In 2010, UC Davis law professor Christopher Elmendorf wrote a paper (chapter in a book) on Empirical Legitimacy and Election Law. In it, Elmendorf begins,
Worries about public confidence in the basic institutions of the political order have been a recurring theme of the Supreme Court’s constitutional election law jurisprudence. They seem to inform the Court’s articulation of constitutional rights; its understanding of the state interests that may justify burdens on such rights; and the development of prudential limitations on judicial involvement in electoral disputes, such as the political question doctrine. To date, however, the Court’s confidence-minded decisions have turned entirely on judicial guesswork about the functional relationships of interest.
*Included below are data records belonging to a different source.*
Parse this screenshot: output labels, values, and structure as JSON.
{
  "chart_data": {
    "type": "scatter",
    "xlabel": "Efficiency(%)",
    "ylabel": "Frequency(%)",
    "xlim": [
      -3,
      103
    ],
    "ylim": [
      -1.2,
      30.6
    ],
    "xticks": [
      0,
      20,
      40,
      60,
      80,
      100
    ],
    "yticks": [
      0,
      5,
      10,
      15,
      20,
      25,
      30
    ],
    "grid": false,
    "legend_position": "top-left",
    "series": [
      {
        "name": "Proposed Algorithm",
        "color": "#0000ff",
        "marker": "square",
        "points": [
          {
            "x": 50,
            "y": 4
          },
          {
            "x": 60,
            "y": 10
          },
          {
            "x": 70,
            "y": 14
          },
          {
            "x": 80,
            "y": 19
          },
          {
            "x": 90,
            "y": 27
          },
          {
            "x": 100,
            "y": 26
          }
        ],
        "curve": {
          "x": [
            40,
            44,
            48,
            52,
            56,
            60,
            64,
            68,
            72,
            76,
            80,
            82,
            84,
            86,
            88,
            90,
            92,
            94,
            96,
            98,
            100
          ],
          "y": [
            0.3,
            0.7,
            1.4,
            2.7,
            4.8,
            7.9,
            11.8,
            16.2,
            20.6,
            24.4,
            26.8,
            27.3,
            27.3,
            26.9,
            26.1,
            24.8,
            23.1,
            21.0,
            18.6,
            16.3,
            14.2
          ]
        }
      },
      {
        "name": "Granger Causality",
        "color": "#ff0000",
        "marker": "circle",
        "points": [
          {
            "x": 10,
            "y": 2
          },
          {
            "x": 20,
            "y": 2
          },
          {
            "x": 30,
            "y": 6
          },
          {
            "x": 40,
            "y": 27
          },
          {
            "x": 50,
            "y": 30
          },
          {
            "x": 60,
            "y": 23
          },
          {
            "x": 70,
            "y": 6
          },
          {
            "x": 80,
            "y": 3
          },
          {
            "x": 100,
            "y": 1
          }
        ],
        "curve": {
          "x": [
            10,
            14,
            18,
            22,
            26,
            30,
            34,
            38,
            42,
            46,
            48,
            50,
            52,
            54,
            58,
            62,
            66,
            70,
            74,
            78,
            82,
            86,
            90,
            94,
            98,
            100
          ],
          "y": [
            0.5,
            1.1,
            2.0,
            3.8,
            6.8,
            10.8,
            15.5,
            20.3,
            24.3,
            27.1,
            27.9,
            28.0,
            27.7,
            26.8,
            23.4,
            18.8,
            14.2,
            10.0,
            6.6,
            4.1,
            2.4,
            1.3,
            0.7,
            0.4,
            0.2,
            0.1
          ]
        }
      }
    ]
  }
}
The Court has simply assumed, for example, that campaign-contribution restrictions will inspire confidence among citizens who would otherwise believe the electoral process corrupted by moneyed interests. The Court has also relied on rank conjectures about the consequences of perceived corruption of the electoral process... The jurisprudence of public confidence is on a collision course with recent developments in political science. Findings from new survey research cast doubt on some of the Supreme Court’s most important conjectures, while also hinting at the possibility that seemingly unexceptional features of the electoral practices may prove constitutionally vulnerable – if the Court is serious about the idea that constitutional political rights derive their shape in part from what the citizenry deems important to the legitimacy of the political order.
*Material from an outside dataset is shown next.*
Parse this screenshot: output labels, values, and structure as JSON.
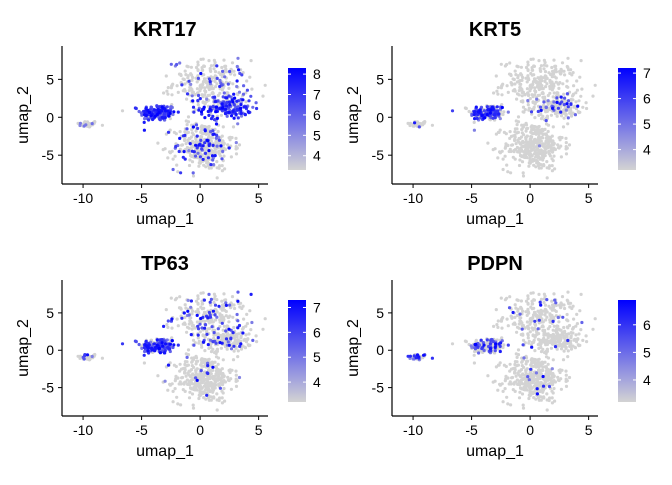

The first part of this chapter examines the role of public confidence and related ideas in the Supreme Court’s election law jurisprudence, and concludes with some thoughts on the normative force of positive (empirical) legitimacy as a criterion for judicial decision in constitutional cases. The second part reviews political science findings on the relationship between electoral arrangements and empirical legitimacy. [...]
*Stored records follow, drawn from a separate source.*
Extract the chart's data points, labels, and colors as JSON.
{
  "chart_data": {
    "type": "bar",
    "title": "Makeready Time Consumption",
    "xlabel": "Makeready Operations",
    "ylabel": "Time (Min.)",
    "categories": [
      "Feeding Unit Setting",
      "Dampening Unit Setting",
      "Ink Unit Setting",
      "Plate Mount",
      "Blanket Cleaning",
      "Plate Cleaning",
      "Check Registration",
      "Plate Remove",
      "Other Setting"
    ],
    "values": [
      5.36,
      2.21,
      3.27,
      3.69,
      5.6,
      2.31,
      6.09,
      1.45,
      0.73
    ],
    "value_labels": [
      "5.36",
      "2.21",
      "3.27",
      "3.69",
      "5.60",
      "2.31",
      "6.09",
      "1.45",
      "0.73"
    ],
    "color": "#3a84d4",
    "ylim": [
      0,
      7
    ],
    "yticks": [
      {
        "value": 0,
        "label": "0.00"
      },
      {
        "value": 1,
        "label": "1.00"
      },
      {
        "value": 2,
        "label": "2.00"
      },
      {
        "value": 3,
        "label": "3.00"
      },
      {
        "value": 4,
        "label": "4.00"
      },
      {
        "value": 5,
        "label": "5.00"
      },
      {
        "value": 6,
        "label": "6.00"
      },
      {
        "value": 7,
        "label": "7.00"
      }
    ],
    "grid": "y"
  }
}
This part begins with a look at the rhetoric of legitimacy and public acceptance in constitutional election cases. I then address the Court’s concern for the judiciary’s reputation as impartial and politically neutral. I conclude with some observations about the normative pull of positive legitimacy in the adjudication of constitutional election law disputes.
Legitimacy and the Appearance of the Electoral Process
Explaining his vote to stay the Florida recount following the presidential election of 2000, Justice Scalia wrote:
"The counting of votes that are of questionable legality does in my view threaten irreparable harm to petitioner Bush, and to the country, by casting a cloud upon what he claims to be the legitimacy of his election. Count first, and rule upon legality afterwards, is not a recipe for producing election results that have the public acceptance democratic stability requires (Bush v. Gore 2000, 1047)."
This statement is unmatched for the vigor and transparency with which it embraces “public acceptance” as a guiding norm for judicial superintendence of the electoral process...This issue also seems to highlight the role of today's (overly consolidated) corporate media (not limited to Fox News) as a tool of plutocratic interests as opposed to the popular legitimacy of debates on political topics.
The bottom line is that, in my view, predictions of the demise of independent redistricting are stupendously premature. There is absolutely ZERO legitimacy, from the 18th Century understanding and view of Republicanism, in what the Arizona Legislature has done and is doing with this lawsuit.